Channel 68 was used originally by the Viewer Sponsored Television Foundation as KVST-TV, which broadcast from May 5, 1974, through December 23, 1975. It was a station with a strong community focus and aired alternative programming, much of it leftist in nature. However, it constantly struggled for viewer support and suffered through tumultuous internal politics, leading to its closure.

=== As KEEF-TV ===
On February 24, 1983, the Federal Communications Commission (FCC) authorized the Black Television Workshop to construct a non-commercial TV station on channel 68 in the Los Angeles area. The station, which was oriented to Black and Hispanic viewers, went on the air in June 1987 as KDDE. The station promised a lineup of programs by and for minority viewers—particularly Black viewers—including films from the Caribbean and Africa and British fare from Channel 4. The station changed its call sign to KEEF-TV on June 15.
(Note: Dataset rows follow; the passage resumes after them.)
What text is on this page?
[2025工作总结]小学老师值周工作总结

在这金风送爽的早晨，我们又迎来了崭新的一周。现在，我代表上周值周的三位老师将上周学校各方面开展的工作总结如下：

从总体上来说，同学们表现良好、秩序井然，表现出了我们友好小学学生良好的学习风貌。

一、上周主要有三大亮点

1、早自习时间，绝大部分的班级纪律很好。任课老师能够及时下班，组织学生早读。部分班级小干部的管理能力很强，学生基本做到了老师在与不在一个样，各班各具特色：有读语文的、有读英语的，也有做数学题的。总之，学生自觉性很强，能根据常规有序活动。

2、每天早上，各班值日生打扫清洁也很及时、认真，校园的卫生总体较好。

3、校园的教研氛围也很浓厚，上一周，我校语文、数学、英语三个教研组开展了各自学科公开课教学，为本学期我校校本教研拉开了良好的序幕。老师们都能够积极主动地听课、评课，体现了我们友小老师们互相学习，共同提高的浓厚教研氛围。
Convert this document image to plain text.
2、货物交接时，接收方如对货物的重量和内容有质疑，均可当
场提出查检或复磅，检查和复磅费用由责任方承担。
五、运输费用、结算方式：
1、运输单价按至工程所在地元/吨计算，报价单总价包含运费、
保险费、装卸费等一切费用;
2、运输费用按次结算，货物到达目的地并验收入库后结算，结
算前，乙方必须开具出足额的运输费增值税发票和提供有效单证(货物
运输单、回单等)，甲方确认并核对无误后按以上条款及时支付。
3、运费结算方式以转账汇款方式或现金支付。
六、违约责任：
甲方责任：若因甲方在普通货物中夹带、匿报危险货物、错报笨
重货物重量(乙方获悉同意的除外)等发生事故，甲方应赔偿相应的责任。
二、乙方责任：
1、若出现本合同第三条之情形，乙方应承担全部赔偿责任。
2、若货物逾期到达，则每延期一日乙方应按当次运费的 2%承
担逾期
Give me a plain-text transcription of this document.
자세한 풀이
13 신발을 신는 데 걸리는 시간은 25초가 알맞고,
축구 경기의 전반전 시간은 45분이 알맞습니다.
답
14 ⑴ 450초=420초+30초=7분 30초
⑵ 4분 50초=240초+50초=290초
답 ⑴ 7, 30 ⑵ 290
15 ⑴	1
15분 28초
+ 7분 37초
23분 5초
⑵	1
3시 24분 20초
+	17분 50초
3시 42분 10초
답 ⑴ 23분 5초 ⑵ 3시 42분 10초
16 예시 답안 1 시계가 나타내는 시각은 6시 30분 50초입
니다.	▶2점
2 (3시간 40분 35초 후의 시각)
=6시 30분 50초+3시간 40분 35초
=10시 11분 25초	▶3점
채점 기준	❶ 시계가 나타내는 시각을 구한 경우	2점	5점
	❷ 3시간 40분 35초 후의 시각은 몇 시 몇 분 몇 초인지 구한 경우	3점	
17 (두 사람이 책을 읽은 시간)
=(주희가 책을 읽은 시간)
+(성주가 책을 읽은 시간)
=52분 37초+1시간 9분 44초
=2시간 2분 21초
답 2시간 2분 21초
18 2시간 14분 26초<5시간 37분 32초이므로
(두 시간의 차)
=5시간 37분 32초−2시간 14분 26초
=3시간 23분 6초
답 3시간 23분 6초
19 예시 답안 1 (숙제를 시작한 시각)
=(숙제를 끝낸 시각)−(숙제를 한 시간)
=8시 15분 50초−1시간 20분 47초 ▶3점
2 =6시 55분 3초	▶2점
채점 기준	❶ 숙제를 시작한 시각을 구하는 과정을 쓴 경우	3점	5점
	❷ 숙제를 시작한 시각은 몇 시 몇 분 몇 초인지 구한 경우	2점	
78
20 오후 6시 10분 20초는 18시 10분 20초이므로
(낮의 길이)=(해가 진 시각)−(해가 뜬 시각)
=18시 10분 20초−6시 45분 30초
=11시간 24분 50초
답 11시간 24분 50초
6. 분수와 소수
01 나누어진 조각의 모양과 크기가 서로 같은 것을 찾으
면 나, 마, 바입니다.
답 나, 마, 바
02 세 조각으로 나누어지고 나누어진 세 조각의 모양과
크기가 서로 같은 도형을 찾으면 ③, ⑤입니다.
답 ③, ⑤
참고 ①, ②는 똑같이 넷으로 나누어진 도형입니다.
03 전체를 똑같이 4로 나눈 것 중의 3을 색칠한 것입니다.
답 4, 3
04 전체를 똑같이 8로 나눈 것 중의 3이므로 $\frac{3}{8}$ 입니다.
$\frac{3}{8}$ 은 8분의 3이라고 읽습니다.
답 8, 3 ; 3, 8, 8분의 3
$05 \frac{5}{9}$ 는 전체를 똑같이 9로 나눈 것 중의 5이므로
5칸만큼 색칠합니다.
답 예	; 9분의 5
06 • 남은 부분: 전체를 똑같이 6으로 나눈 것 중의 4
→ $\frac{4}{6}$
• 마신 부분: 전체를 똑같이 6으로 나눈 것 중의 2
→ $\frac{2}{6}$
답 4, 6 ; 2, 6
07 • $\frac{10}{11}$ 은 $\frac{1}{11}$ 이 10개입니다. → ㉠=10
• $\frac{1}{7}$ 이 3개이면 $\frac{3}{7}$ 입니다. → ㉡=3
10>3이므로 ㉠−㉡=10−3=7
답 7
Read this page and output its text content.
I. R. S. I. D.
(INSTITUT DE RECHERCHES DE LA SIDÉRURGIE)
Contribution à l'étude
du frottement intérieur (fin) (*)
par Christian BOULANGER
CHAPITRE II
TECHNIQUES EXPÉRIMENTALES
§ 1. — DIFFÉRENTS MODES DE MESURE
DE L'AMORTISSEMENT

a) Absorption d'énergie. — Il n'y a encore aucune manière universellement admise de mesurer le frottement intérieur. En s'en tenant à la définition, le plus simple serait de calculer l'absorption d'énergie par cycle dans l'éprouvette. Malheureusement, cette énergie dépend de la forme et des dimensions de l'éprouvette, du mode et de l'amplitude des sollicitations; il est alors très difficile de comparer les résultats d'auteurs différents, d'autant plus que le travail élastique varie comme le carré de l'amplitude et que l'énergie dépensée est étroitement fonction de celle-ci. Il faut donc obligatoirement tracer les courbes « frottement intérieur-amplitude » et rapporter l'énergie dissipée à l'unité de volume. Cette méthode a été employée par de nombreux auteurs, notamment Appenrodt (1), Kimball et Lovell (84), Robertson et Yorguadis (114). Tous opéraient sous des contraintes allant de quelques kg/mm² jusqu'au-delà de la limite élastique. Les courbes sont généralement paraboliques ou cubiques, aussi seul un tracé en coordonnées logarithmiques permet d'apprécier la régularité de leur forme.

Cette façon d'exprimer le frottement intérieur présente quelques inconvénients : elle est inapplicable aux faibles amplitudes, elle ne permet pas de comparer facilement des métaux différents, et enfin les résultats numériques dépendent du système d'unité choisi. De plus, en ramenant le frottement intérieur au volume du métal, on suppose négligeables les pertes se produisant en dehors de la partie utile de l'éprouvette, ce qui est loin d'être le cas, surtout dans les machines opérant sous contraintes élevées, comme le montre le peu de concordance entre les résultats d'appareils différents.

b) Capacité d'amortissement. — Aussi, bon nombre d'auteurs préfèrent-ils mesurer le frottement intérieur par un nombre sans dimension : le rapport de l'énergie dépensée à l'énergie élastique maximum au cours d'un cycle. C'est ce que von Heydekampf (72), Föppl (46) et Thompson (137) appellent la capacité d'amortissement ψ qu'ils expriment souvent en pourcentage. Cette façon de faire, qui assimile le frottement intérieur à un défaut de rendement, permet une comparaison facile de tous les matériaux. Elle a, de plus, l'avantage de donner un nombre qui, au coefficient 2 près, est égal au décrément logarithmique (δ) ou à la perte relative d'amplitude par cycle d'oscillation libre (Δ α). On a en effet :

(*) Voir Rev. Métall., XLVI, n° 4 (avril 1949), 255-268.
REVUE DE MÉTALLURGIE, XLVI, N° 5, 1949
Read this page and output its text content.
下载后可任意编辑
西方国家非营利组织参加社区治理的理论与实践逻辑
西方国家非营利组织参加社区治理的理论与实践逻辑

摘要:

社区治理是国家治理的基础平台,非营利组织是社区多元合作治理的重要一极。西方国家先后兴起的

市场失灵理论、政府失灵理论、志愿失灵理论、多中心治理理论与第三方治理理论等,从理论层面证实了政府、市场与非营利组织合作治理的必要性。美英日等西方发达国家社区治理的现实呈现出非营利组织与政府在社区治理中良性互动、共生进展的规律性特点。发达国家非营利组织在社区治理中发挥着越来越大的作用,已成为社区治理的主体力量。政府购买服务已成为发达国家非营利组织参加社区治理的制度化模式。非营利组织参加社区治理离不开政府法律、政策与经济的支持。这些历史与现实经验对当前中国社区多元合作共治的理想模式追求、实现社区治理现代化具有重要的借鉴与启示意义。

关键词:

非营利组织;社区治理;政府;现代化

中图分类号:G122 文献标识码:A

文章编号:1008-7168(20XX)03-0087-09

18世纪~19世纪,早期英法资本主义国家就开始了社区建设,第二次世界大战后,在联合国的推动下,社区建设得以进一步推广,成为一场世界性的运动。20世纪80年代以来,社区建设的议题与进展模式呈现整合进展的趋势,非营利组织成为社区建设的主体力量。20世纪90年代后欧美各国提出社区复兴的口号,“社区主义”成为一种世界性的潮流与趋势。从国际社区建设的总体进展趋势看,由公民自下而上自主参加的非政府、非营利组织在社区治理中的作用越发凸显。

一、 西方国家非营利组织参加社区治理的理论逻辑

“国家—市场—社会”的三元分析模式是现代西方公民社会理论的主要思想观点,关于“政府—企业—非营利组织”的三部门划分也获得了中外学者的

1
Problems were very quick to come along. After Mary V. Woodfork, one of the station's board members, made a series of claims against Black Television Workshop head Booker T. Wade's conduct, the FCC ordered the station off the air on August 8, because it broadcast with a different power and antenna height from a different location from that authorized, while it investigated—an unusual move for the commission. The battle tied up the television station, a series of creditors, and a company that had paid for the KEEF-TV transmitter so it could use it to send data.

In 1989, a deal was reached to sell the station as a distress sale to Hispanic Christian Communications Network, which proposed a Spanish-language Christian station; the commission dismissed the proposal the next year because a federal appeals court had ruled that policy unconstitutional. In 1991, after the U.S. Supreme Court upheld the policy, the FCC determined that the station had not been actually built and thus would not have been eligible anyway. The construction permit was ultimately revoked by the FCC on November 19, 1992. A final review was denied by the commission in 1994.

Channel 68 was last used in Southern California by KRCA-DT, a digital simulcast of KRCA (channel 62) in Riverside, California. As of the end of the 2009 digital television transition, channel 68 was outside the authorized band for television broadcasting in the United States; at which time KRCA moved to channel 35. Since 2018, as part of the FCC's spectrum repack, KRCA has shared VHF channel 7 with KABC-TV. Plans for the digital transition did not include a digital replacement channel for the former channel 68 allocation in Los Angeles.